Pensée du jour :
Au carrefour imprévu, quel chemin prendrai-je? Quel pont ? sur quel fleuve ?
Il faudra, m'a-t-on dit, traverser bien des landes et quelques hauts plateaux après l'hiver.
Il faudra décrypter la moindre rumeur, le long des ogives, le long des linteaux.
Mais saurai-je entrevoir à la fin, dans la pénombre des bois,
Les ailes déployées de cet ange musicien dont on m'a tant parlé?
Ce jour sera une monotone randonnée, puisqu'elle suit très souvent la route, à part quelques exceptions par les collines.
Monotone et triste, car il fait très gris au départ à 7h30, du gîte. Par prudence, je mets mes guêtres et ma cape. La pluie s'installe peu de temps après, ne me permettant pas d'apprécier le paysage vallonné, couvert de cultures de céréales.
Dans ces conditions je ne rêve plus, mais, dans ma tête, je me refais le film à l'envers du chemin sur le Célé ou de mon départ sous la neige, il y a déjà un mois. La seule chose que je regarde, c'est le bout de mes chaussures, tête baissée, sous ma capuche dégoulinante. 1h30 sous la pluie et là, c'est la très grosse pluie d'orage, je me presse pour rejoindre St Antoine sur l'Arrats. Je me réfugie dans l'église.

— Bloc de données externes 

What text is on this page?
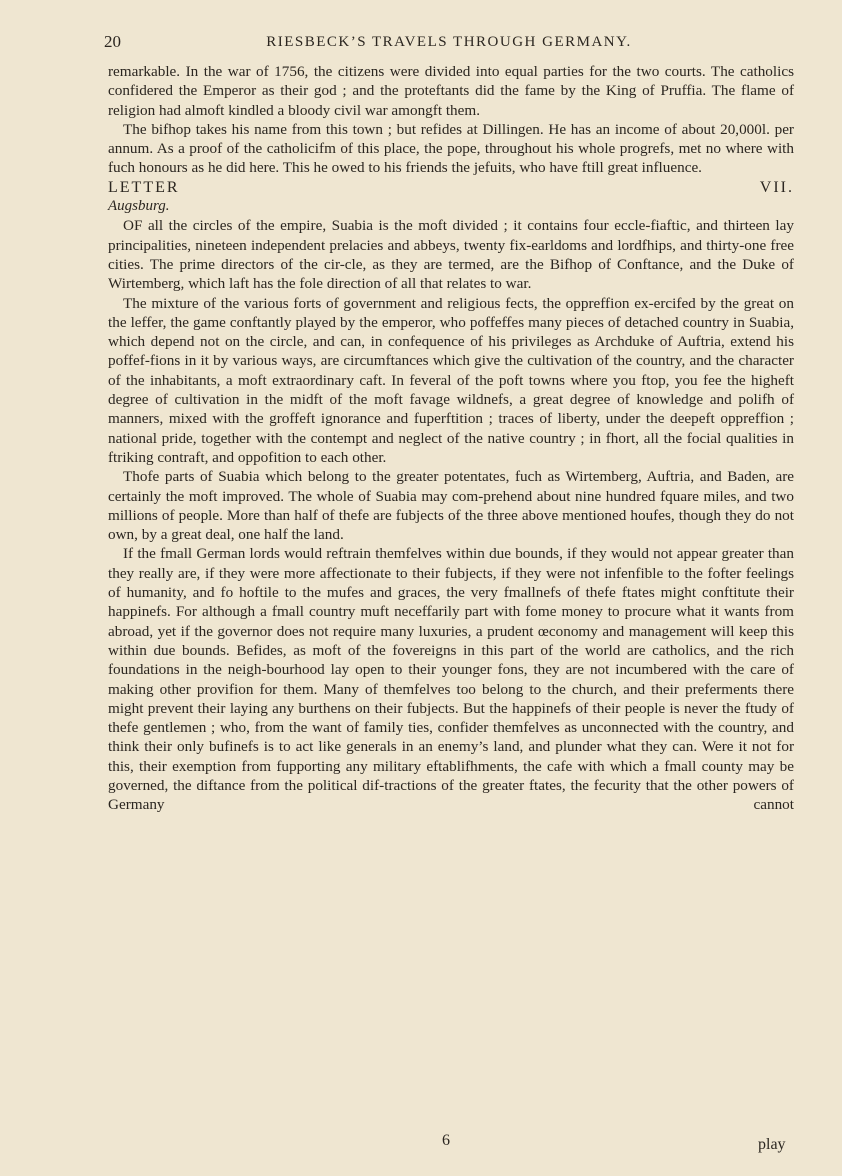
20	RIESBECK’S TRAVELS THROUGH GERMANY.

remarkable. In the war of 1756, the citizens were divided into equal parties for the two courts. The catholics confidered the Emperor as their god ; and the proteftants did the fame by the King of Pruffia. The flame of religion had almoft kindled a bloody civil war amongft them.

The bifhop takes his name from this town ; but refides at Dillingen. He has an income of about 20,000l. per annum. As a proof of the catholicifm of this place, the pope, throughout his whole progrefs, met no where with fuch honours as he did here. This he owed to his friends the jefuits, who have ftill great influence.

LETTER VII.

Augsburg.

OF all the circles of the empire, Suabia is the moft divided ; it contains four eccle-fiaftic, and thirteen lay principalities, nineteen independent prelacies and abbeys, twenty fix-earldoms and lordfhips, and thirty-one free cities. The prime directors of the cir-cle, as they are termed, are the Bifhop of Conftance, and the Duke of Wirtemberg, which laft has the fole direction of all that relates to war.

The mixture of the various forts of government and religious fects, the oppreffion ex-ercifed by the great on the leffer, the game conftantly played by the emperor, who poffeffes many pieces of detached country in Suabia, which depend not on the circle, and can, in confequence of his privileges as Archduke of Auftria, extend his poffef-fions in it by various ways, are circumftances which give the cultivation of the country, and the character of the inhabitants, a moft extraordinary caft. In feveral of the poft towns where you ftop, you fee the higheft degree of cultivation in the midft of the moft favage wildnefs, a great degree of knowledge and polifh of manners, mixed with the groffeft ignorance and fuperftition ; traces of liberty, under the deepeft oppreffion ; national pride, together with the contempt and neglect of the native country ; in fhort, all the focial qualities in ftriking contraft, and oppofition to each other.

Thofe parts of Suabia which belong to the greater potentates, fuch as Wirtemberg, Auftria, and Baden, are certainly the moft improved. The whole of Suabia may com-prehend about nine hundred fquare miles, and two millions of people. More than half of thefe are fubjects of the three above mentioned houfes, though they do not own, by a great deal, one half the land.

If the fmall German lords would reftrain themfelves within due bounds, if they would not appear greater than they really are, if they were more affectionate to their fubjects, if they were not infenfible to the fofter feelings of humanity, and fo hoftile to the mufes and graces, the very fmallnefs of thefe ftates might conftitute their happinefs. For although a fmall country muft neceffarily part with fome money to procure what it wants from abroad, yet if the governor does not require many luxuries, a prudent œconomy and management will keep this within due bounds. Befides, as moft of the fovereigns in this part of the world are catholics, and the rich foundations in the neigh-bourhood lay open to their younger fons, they are not incumbered with the care of making other provifion for them. Many of themfelves too belong to the church, and their preferments there might prevent their laying any burthens on their fubjects. But the happinefs of their people is never the ftudy of thefe gentlemen ; who, from the want of family ties, confider themfelves as unconnected with the country, and think their only bufinefs is to act like generals in an enemy’s land, and plunder what they can. Were it not for this, their exemption from fupporting any military eftablifhments, the cafe with which a fmall county may be governed, the diftance from the political dif-tractions of the greater ftates, the fecurity that the other powers of Germany cannot

6	play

Quelques petites prières à St Antoine pour qu'il nous retrouve le soleil. A défaut, si ce n'est pas efficace, au moins je suis au sec le temps que l'orage se calme.
Un petit quart d'heure après, je ressors profitant de l'accalmie pour reprendre le chemin vers Lectoure. Mais à la sortie du village grosse surprise, un ruisseau est sorti de son lit et barre la route. Il faut bien se résoudre à continuer, même s'il faut marcher sur l'eau, car il y a au moins 20 cm d'eau et de boue.
Mais nous n'avions pas tout vu. Je dis nous, car nous sommes déjà une dizaine de pèlerins un peu bloqués, par cette crue. Un ou deux kms plus loin, il faut descendre une colline par un chemin qui ressemble plus à un ruisseau et nouvelle déconvenue en arrivant en bas, il faut traverser un ruisseau sur un petit pont. Mais celui-ci a disparu englouti sous les eaux. Une pèlerine tente de passer, mais elle en a jusqu'au ras des fesses et plante son bâton pour vérifier la profondeur. Elle pourrait s'enfoncer jusqu'à la poitrine. Trop risqué, elle fait demi-tour et tout le groupe de même.
Nous préférons rejoindre Miradoux par la route, soit 3 kms supplémentaires, toujours sous une pluie battante.
Je n'ai pas eu le choix que de continuer car à ce village je suis sûr de trouver un hébergement pour enfin me changer. Je n'ai strictement plus rien de sec.
Je trouve un gîte, avec un nom prémonitoire "bonté divine". Enfin bien content de poser mon sac à dos et surtout de passer toute ma panoplie au sèche-linge.
Pas question de pique-niquer dehors, je vais au restaurant du village et cet après-midi repos. Le soleil est de retour et je vais lézarder sur la terrasse.